One-time Commissioner Joaquín Almúnia cites all this, but admits that these days, Spain’s ‘contribution’ to Europe includes an ‘unacceptably-high level of unemployment’, and that politicians have become gradually more distant from the EU because Spain is ‘too busy navel-gazing’.
And the College of Europe alumnus Manuel Marín feels it is Spain who has lost its way in the EU rather than the other way around – once the hard negotiators known for their bargaining prowess, they are now being likened to cash-stricken, debt-ridden Greece, which is ‘disastrous’, Marín admits.

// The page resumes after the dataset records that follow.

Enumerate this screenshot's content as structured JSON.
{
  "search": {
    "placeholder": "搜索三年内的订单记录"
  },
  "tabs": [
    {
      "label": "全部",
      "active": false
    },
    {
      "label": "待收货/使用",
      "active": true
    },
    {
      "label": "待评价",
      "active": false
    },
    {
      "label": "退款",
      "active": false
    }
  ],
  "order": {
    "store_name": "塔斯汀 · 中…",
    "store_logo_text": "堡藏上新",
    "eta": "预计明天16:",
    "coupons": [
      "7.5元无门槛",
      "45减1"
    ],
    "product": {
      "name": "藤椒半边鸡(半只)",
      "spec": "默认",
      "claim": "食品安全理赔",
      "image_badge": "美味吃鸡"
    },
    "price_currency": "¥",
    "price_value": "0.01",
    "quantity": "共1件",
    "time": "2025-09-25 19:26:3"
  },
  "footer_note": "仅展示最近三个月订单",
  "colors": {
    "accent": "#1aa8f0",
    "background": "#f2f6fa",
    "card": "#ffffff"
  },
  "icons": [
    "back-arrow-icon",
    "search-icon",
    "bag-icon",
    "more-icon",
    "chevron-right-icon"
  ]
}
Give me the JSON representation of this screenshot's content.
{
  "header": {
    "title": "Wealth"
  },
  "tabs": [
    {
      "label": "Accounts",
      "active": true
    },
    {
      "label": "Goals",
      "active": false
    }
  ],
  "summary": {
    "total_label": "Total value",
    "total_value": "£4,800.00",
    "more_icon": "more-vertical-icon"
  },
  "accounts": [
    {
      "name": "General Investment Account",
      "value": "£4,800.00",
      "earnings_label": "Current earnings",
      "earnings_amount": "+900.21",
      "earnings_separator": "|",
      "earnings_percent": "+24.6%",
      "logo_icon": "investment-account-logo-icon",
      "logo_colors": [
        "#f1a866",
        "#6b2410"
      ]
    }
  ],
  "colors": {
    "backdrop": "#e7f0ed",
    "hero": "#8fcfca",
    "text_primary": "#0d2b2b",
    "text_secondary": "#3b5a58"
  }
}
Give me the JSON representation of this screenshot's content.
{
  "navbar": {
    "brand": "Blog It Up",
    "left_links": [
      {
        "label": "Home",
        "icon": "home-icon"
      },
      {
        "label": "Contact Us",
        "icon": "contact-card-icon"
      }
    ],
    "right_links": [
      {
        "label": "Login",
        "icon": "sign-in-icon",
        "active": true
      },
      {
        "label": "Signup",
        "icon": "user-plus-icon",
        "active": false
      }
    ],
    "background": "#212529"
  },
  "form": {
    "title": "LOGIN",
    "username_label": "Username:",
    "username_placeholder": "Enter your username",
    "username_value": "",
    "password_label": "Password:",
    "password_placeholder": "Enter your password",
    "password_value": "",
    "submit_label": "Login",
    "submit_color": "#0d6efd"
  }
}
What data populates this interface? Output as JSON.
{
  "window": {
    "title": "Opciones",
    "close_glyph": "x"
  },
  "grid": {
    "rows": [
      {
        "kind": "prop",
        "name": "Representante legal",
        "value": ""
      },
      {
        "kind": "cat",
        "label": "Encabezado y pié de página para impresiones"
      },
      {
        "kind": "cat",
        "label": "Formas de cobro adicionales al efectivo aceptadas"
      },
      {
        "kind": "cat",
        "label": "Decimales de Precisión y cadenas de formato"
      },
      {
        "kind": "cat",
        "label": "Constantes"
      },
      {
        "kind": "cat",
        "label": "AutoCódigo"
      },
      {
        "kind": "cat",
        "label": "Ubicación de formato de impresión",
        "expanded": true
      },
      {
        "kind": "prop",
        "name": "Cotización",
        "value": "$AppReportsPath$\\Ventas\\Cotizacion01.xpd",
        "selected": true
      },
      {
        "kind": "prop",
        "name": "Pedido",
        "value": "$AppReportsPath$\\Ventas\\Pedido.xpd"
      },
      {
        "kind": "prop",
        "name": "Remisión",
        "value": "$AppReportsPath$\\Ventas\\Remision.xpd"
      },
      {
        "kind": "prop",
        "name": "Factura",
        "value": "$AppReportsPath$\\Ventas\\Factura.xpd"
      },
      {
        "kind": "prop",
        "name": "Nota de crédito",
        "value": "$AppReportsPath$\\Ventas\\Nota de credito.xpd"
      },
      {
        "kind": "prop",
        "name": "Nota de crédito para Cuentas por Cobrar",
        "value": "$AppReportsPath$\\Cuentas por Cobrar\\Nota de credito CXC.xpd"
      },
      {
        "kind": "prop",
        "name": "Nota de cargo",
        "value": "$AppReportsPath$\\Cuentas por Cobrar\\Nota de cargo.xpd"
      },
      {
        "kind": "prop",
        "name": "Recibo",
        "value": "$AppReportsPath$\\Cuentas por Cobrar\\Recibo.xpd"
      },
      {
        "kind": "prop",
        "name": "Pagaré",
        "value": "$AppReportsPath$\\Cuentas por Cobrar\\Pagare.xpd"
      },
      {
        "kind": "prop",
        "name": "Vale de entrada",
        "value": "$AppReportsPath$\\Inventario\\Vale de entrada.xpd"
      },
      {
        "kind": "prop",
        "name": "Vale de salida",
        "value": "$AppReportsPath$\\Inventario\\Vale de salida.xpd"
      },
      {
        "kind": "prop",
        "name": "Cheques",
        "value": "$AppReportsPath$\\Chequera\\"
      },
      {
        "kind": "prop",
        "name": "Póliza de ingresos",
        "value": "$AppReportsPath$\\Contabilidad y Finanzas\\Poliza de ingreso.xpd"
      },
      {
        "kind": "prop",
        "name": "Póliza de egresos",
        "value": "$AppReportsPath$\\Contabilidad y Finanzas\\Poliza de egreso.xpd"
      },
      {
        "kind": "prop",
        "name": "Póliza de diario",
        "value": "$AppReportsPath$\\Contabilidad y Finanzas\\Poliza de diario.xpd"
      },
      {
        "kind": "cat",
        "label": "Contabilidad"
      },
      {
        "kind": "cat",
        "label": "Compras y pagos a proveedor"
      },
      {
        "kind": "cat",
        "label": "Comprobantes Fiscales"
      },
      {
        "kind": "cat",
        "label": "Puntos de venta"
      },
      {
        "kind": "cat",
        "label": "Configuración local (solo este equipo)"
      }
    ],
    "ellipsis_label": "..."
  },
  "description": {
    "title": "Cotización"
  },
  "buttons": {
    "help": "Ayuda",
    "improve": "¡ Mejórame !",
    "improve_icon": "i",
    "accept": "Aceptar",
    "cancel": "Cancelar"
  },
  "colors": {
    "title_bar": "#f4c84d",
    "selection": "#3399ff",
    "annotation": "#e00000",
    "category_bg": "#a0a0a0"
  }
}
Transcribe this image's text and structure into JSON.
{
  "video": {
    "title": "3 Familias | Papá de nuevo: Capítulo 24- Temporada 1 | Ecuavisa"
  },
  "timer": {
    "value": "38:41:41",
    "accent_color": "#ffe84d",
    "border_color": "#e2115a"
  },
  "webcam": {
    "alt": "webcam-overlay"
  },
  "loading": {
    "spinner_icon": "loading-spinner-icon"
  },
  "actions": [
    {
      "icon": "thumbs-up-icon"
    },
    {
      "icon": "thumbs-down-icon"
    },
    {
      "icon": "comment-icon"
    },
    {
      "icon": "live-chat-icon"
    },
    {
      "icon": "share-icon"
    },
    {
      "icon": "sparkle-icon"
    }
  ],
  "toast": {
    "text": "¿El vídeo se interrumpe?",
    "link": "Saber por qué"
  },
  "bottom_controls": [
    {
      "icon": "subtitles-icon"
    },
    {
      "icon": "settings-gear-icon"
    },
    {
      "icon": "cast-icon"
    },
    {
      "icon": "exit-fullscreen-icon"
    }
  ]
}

Spain is ‘losing its interest and influence’ in EU
Once, Spain offered Europe the ‘wisdom of an old nation’ and the ‘energy of a new nation’, in the words of president Felipe González, but now, González himself feels Spain has lost its influence and is ‘bringing nothing of real value’ to the EU.
Germany appears to be the main driver, but largely because ‘not many countries want the job’ – and, as a result, Spain and other EU nations are relying far too heavily on the Germans to come up with the solutions, the former PSOE leader reflects.
“We need fresh dedication from nations who really believe in Europe to prevent the Eurosceptics and nationalists from eroding it and letting their inflated egos get in the way – and clearer leadership and greater democracy is necessary,” González considers.
He says Spain’s slow emergence from its financial crisis years is ‘inefficient’ and ‘painful, socially’, but that Europe as a whole needs solid security and foreign affairs procedures in place to solve the refugee situation – as well as a drive to get back to the EU’s one-time strategies that aimed to squash growing social and financial inequality among citizens caused by an increasingly-global economy and political panorama.
The general consensus in Spain is that Europe is ‘part of the solution’ rather than ‘part of the problem’, and that it is Spain’s job as a member to contribute towards the changes it wants to see.
Whilst the Brexit vote has left the rest of the EU reeling and given a surge of self-confidence to the far right and Europhobes, there is a growing sense in Spain that if the UK genuinely does not feel part of Europe and does not believe in the unity and teamwork of its nations, it may be better all round if it did, in fact, break away.